Once again, the argument is that the law racially discriminates against them in violation of the Equal Protection Clause—because they are white.
For two hundred years, the Supreme Court has determined that classifications based on tribal affiliation are political—not racial—in deference to Congress’s unique obligation toward the Indians under the Commerce Clause, among other laws. That precedent is at risk of winding up in the wastebin. Texas argues that Congress violated the Tenth Amendment’s respect for states’ rights by “forcing” state courts “to effectively amend” or “rewrite the substantive standards” in state child welfare cases. So if the plaintiffs win, the ruling would also mean that a state—here, Texas—can go to court to override the federal government regarding a statutory program designed to respect tribal sovereignty.

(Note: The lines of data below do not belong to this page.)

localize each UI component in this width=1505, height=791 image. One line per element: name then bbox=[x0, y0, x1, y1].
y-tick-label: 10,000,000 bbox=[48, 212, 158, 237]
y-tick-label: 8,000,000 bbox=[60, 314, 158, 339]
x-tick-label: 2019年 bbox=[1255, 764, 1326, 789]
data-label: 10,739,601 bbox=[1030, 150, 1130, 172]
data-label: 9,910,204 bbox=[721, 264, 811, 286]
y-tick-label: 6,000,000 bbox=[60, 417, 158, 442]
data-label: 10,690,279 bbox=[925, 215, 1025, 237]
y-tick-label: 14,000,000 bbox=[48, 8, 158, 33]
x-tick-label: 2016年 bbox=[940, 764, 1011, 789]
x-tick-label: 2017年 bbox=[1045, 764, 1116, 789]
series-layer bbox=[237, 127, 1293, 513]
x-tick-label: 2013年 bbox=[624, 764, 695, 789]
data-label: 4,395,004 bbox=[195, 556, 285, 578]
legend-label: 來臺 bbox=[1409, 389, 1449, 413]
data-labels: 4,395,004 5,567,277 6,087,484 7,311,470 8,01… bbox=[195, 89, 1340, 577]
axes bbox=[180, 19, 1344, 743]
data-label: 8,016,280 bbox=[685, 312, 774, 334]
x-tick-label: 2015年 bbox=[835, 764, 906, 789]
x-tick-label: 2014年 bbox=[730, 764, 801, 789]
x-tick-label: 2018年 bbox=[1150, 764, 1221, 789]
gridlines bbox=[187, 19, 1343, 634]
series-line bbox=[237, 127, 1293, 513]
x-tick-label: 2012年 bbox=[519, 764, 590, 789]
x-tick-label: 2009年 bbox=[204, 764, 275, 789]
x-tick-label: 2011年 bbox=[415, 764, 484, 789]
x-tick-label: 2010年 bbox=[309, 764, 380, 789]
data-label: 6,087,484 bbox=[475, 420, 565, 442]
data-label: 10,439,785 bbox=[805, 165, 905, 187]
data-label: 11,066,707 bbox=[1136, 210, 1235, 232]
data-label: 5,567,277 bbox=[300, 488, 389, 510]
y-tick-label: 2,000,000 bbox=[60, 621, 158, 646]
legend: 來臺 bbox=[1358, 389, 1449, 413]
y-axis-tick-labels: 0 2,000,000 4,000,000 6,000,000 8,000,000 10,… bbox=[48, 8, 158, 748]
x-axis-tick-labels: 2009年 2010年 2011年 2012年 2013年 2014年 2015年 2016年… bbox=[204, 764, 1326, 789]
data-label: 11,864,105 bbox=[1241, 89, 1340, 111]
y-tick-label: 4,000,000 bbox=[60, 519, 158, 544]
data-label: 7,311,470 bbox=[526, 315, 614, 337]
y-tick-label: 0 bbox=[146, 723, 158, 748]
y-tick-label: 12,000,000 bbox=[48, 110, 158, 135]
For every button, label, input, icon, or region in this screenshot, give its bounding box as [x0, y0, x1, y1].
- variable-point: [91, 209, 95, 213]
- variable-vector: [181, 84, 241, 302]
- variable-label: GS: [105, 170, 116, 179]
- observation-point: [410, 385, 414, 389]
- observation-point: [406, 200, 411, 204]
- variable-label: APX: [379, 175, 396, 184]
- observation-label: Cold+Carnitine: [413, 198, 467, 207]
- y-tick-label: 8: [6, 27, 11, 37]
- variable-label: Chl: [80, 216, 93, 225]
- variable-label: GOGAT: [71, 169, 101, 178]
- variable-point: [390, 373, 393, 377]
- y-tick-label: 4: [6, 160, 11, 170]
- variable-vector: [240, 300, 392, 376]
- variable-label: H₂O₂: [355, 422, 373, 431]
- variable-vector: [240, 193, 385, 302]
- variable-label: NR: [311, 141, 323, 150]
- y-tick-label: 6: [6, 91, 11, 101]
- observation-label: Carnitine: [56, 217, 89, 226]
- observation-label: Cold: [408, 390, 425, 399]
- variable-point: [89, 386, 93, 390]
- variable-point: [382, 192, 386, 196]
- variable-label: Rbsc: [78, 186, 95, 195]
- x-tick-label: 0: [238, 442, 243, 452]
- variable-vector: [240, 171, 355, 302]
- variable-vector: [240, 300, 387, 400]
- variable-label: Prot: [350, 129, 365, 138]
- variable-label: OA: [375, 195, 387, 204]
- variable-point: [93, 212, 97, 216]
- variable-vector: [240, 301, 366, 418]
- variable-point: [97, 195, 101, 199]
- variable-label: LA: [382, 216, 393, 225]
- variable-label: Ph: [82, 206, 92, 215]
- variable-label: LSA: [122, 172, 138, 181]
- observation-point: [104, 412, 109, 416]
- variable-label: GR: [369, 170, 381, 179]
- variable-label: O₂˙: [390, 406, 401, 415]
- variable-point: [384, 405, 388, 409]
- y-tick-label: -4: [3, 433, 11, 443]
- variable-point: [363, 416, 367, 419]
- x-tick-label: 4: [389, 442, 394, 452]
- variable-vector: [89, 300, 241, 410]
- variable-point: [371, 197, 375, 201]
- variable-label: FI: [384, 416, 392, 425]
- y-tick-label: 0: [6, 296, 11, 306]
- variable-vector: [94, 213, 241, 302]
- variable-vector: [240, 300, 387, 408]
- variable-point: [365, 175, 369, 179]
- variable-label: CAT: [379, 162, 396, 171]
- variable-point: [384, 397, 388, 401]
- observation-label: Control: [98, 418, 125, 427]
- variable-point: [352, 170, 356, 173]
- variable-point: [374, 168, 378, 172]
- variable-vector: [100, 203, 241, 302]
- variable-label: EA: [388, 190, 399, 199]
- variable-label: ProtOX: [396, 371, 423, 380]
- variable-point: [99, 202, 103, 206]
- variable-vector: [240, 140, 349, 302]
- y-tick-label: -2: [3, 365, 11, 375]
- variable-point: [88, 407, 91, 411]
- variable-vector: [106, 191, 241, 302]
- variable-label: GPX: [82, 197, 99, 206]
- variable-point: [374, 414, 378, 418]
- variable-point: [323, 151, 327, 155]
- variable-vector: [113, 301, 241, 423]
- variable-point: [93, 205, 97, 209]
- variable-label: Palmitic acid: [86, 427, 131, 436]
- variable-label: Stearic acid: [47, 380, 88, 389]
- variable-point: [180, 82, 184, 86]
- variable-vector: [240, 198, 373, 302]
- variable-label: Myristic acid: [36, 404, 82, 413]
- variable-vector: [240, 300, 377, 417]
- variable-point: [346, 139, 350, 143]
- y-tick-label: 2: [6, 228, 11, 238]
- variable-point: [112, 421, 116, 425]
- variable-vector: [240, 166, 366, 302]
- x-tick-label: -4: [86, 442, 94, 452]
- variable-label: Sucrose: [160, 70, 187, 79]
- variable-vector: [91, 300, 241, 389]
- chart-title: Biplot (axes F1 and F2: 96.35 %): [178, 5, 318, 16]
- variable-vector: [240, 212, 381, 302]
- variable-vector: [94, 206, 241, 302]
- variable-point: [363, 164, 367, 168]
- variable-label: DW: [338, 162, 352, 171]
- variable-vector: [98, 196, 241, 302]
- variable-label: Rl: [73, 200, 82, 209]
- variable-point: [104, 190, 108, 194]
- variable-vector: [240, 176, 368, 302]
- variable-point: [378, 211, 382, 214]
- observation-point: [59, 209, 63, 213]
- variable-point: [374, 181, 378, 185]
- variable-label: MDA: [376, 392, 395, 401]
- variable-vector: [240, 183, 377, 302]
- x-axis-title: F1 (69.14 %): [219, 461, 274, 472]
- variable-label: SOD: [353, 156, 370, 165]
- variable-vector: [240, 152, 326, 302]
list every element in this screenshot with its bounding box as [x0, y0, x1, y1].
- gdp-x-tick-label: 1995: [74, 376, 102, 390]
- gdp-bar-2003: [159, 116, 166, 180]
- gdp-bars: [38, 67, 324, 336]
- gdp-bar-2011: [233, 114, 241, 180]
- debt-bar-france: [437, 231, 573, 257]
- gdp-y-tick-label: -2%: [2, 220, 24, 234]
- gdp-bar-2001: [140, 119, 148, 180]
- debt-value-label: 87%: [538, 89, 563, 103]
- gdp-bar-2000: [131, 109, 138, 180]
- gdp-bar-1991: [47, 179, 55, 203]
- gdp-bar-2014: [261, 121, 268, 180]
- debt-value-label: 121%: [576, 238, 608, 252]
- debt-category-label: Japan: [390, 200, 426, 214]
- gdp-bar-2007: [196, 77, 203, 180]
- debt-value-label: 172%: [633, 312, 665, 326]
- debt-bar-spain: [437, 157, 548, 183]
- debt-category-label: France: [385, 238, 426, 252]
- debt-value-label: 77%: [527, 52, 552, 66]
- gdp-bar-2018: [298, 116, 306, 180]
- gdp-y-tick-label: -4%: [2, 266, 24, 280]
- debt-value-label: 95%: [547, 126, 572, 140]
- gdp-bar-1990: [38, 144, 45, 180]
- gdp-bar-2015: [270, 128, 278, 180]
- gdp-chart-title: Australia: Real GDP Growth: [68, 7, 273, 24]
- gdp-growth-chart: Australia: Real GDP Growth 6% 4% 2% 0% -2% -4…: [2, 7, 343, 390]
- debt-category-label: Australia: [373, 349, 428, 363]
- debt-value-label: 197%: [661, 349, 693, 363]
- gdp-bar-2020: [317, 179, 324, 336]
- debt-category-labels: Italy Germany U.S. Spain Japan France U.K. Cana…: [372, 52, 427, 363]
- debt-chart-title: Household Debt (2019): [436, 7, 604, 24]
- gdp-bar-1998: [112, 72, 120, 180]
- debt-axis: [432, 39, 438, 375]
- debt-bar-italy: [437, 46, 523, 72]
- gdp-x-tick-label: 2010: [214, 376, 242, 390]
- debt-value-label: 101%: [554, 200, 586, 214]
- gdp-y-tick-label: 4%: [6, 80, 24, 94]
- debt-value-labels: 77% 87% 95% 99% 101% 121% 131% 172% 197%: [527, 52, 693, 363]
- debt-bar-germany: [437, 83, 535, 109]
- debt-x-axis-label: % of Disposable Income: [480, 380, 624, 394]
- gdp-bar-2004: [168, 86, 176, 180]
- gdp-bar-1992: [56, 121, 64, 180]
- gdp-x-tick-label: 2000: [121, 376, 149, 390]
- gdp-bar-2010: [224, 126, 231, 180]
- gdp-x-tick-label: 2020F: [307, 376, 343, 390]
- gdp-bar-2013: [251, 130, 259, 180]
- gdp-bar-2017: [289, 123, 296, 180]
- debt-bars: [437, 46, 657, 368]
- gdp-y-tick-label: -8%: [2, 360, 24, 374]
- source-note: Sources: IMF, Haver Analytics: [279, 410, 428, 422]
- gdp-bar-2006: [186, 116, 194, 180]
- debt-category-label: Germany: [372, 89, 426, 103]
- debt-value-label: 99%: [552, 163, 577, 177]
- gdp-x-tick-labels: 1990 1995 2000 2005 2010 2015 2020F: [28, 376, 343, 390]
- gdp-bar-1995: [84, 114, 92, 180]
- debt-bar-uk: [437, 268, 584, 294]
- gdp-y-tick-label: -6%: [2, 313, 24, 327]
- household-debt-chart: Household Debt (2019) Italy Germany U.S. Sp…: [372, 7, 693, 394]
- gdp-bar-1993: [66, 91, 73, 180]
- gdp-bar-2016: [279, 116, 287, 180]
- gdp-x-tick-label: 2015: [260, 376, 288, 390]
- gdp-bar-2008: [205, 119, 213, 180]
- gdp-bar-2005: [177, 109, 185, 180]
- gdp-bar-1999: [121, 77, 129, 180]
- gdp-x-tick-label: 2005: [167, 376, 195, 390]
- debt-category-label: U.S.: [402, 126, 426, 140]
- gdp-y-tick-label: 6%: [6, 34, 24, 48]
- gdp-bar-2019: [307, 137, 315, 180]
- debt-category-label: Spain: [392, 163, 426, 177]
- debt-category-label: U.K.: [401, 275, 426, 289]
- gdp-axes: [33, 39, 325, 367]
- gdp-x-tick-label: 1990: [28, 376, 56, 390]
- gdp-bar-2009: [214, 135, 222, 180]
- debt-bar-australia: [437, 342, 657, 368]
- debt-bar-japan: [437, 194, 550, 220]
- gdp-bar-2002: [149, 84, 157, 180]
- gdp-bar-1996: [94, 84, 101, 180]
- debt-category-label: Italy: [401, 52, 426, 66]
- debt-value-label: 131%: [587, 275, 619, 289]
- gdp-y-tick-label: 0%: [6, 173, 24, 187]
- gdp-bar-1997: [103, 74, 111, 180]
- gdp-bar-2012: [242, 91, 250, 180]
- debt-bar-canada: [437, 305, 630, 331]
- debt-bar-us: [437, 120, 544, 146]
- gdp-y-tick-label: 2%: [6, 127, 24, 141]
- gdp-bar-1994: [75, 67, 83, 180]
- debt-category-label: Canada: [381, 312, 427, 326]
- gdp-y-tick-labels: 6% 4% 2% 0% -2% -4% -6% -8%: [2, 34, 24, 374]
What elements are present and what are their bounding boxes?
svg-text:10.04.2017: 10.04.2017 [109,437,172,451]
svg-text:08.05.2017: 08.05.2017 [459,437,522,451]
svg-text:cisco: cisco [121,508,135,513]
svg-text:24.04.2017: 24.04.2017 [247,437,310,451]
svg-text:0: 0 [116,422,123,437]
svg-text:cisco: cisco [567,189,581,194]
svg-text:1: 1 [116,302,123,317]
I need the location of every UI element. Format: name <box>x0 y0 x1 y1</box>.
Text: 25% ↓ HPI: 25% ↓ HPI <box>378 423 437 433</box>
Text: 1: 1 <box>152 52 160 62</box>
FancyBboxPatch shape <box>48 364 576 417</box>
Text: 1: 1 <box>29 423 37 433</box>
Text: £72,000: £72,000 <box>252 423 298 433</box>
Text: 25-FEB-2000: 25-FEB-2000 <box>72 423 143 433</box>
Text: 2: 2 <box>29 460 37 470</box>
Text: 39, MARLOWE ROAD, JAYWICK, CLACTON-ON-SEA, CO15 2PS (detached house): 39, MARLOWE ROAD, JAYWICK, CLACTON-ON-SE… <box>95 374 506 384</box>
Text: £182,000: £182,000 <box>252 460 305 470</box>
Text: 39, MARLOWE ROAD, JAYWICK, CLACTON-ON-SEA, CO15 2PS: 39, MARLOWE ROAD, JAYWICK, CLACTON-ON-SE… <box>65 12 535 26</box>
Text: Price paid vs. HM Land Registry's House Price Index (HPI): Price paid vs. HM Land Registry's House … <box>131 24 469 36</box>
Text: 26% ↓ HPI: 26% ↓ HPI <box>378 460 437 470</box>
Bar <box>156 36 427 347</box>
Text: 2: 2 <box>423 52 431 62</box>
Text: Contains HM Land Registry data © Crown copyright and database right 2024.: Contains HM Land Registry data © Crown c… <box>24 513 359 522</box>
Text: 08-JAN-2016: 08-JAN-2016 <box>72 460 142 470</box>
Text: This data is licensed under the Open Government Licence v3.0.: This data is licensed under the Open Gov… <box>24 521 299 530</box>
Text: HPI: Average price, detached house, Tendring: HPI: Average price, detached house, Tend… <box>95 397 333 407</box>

And it’s not hard to imagine the tsunami of cases that would follow if the Court greenlights state lawsuits against federal policies that impact the states. Yowza.
Brackeen is not alone in positioning the Court this term to deflate the constitutional power of the federal government in favor of the states—this time, the U.S. president and the Congress.
In September 2021, the Biden administration issued guidelines through the Department of Homeland Security that set priorities for deciding which immigrants should be arrested and deported on grounds of “national security, public safety, and border security.” They also gave Immigration and Customs Enforcement agents broad case-by-case discretion to decide whether to make individual arrests. This is the exercise of core law enforcement authority. Article II of the Constitution gives the president the authority to execute the laws passed by Congress, which handed the executive branch broad enforcement discretion under the Immigration and Nationality Act.
Texas and Louisiana filed suit to block the guidelines, which they say allow criminals to roam free within their borders, forcing the states to foot the bill in law-enforcement and other social-services costs. In June, the Court (in another shadow docket ruling) granted an emergency motion blocking the guidelines.
If the states win this one, they’ll basically have the power to usurp presidential discretion on immigration policy by going into court and seeking injunctions upsetting how the executive branch operates. It would also be a huge blow to the president’s power to enforce federal immigration law. The states’ position ignores language in the statute that gives the president this discretion, so it’s another delicate power dance—if the Court intervenes, it would be making itself the boss of the president and Congress when it comes to the president’s core prerogative—one that in 2017 prompted several of the same justices to uphold Donald Trump’s controversial immigrant travel ban even if unconstitutionally discriminatory, on the rationale that the law “exudes deference to the President in every clause.”
Alas, the conservative justices on this Court have already shown their hand. They don’t care about precedent, let alone intellectual integrity. As a result, Americans may be in for a rude awakening.
Indeed, perhaps it’s time to retire the label “conservative” when referring to the majority of this Court. Each term gives further evidence of its decidedly unconstrained unconservatism. And the future of our precious Constitution is in their hands.